Inadvertent, unintentional or unsupervised switching of immediate- or prolonged-release formulations of tacrolimus is unsafe. This can lead to graft rejection or increased incidence of side effects, including under- or overimmunosuppression, due to clinically relevant differences in systemic exposure to tacrolimus. Patients should be maintained on a single formulation of tacrolimus with the corresponding daily dosing regimen; alterations in formulation or regimen should only take place under the close supervision of a transplant specialist (see sections 4.4 and 4.8). Following conversion to any alternative formulation, therapeutic drug monitoring must be performed and dose adjustments made to ensure that systemic exposure to tacrolimus is maintained.

 

General considerations

The recommended initial dosages presented below are intended to act solely as a guideline. Prograf dosing should primarily be based on clinical assessments of rejection and tolerability in each patient individually aided by blood level monitoring (see below for recommended target whole blood trough concentrations). If clinical signs of rejection are apparent, alteration of the immunosuppressive regimen should be considered.

Prograf can be administered intravenously or orally. In general, dosing may commence orally; if necessary, by administering the capsule contents suspended in water, via nasogastric tubing.

Prograf is routinely administered in conjunction with other immunosuppressive agents in the initial post-operative period. The Prograf dose may vary depending upon the immunosuppressive regimen chosen.

 

Method of administration

It is recommended that the oral daily dose be administered in two divided doses (e.g. morning and evening). Capsules should be taken immediately following removal from the blister. Patients should be advised not to swallow the desiccant. The capsules should be swallowed with fluid (preferably water).

Capsules should generally be administered on an empty stomach or at least 1 hour before or 2 to 3 hours after a meal, to achieve maximal absorption (see section 5.2).

 

Duration of dosing

To suppress graft rejection, immunosuppression must be maintained; consequently, no limit to the duration of oral therapy can be given.

 

Dosage recommendations – Liver transplantation

Prophylaxis of transplant rejection - adults

Oral Prograf therapy should commence at 0.10 - 0.20 mg/kg/day administered as two divided doses (e.g. morning and evening). Administration should commence approximately 12 hours after the completion of surgery.

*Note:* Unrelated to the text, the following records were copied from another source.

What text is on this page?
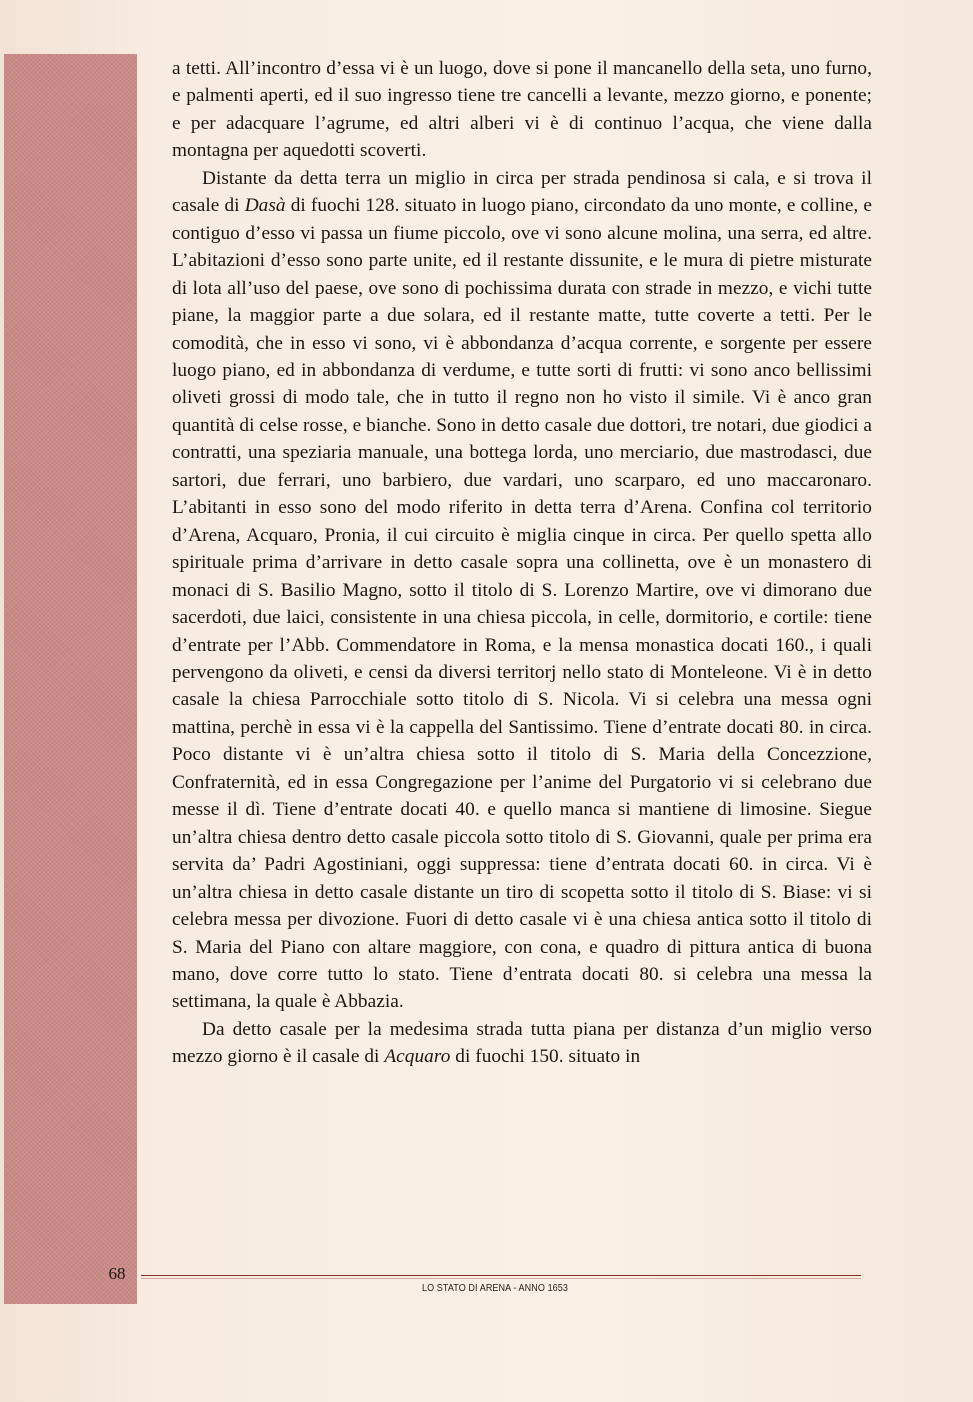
a tetti. All’incontro d’essa vi è un luogo, dove si pone il mancanello della seta, uno furno, e palmenti aperti, ed il suo ingresso tiene tre cancelli a levante, mezzo giorno, e ponente; e per adacquare l’agrume, ed altri alberi vi è di continuo l’acqua, che viene dalla montagna per aquedotti scoverti.

Distante da detta terra un miglio in circa per strada pendinosa si cala, e si trova il casale di Dasà di fuochi 128. situato in luogo piano, circondato da uno monte, e colline, e contiguo d’esso vi passa un fiume piccolo, ove vi sono alcune molina, una serra, ed altre. L’abitazioni d’esso sono parte unite, ed il restante dissunite, e le mura di pietre misturate di lota all’uso del paese, ove sono di pochissima durata con strade in mezzo, e vichi tutte piane, la maggior parte a due solara, ed il restante matte, tutte coverte a tetti. Per le comodità, che in esso vi sono, vi è abbondanza d’acqua corrente, e sorgente per essere luogo piano, ed in abbondanza di verdume, e tutte sorti di frutti: vi sono anco bellissimi oliveti grossi di modo tale, che in tutto il regno non ho visto il simile. Vi è anco gran quantità di celse rosse, e bianche. Sono in detto casale due dottori, tre notari, due giodici a contratti, una speziaria manuale, una bottega lorda, uno merciario, due mastrodasci, due sartori, due ferrari, uno barbiero, due vardari, uno scarparo, ed uno maccaronaro. L’abitanti in esso sono del modo riferito in detta terra d’Arena. Confina col territorio d’Arena, Acquaro, Pronia, il cui circuito è miglia cinque in circa. Per quello spetta allo spirituale prima d’arrivare in detto casale sopra una collinetta, ove è un monastero di monaci di S. Basilio Magno, sotto il titolo di S. Lorenzo Martire, ove vi dimorano due sacerdoti, due laici, consistente in una chiesa piccola, in celle, dormitorio, e cortile: tiene d’entrate per l’Abb. Commendatore in Roma, e la mensa monastica docati 160., i quali pervengono da oliveti, e censi da diversi territorj nello stato di Monteleone. Vi è in detto casale la chiesa Parrocchiale sotto titolo di S. Nicola. Vi si celebra una messa ogni mattina, perchè in essa vi è la cappella del Santissimo. Tiene d’entrate docati 80. in circa. Poco distante vi è un’altra chiesa sotto il titolo di S. Maria della Concezzione, Confraternità, ed in essa Congregazione per l’anime del Purgatorio vi si celebrano due messe il dì. Tiene d’entrate docati 40. e quello manca si mantiene di limosine. Siegue un’altra chiesa dentro detto casale piccola sotto titolo di S. Giovanni, quale per prima era servita da’ Padri Agostiniani, oggi suppressa: tiene d’entrata docati 60. in circa. Vi è un’altra chiesa in detto casale distante un tiro di scopetta sotto il titolo di S. Biase: vi si celebra messa per divozione. Fuori di detto casale vi è una chiesa antica sotto il titolo di S. Maria del Piano con altare maggiore, con cona, e quadro di pittura antica di buona mano, dove corre tutto lo stato. Tiene d’entrata docati 80. si celebra una messa la settimana, la quale è Abbazia.

Da detto casale per la medesima strada tutta piana per distanza d’un miglio verso mezzo giorno è il casale di Acquaro di fuochi 150. situato in

68
LO STATO DI ARENA - ANNO 1653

If the dose cannot be administered orally as a result of the clinical condition of the patient, intravenous therapy of 0.01 - 0.05 mg/kg/day should be initiated as a continuous 24-hour infusion.

 

Prophylaxis of transplant rejection - children

An initial oral dose of 0.30 mg/kg/day should be administered in two divided doses (e.g. morning and evening). If the clinical condition of the patient prevents oral dosing, an initial intravenous dose of 0.05 mg/kg/day should be administered as a continuous 24-hour infusion.

 

Dose adjustment during post-transplant period in adults and children

Prograf doses are usually reduced in the post-transplant period. It is possible in some cases to withdraw concomitant immunosuppressive therapy, leading to Prograf monotherapy. Post-transplant improvement in the condition of the patient may alter the pharmacokinetics of tacrolimus and may necessitate further dose adjustments.

 

Rejection therapy – adults and children

Increased Prograf doses, supplemental corticosteroid therapy, and introduction of short courses of mono-/polyclonal antibodies have all been used to manage rejection episodes. If signs of toxicity are noted (e.g. pronounced adverse reactions - see section 4.8) the dose of Prograf may need to be reduced.

For conversion to Prograf, treatment should begin with the initial oral dose recommended for primary immunosuppression.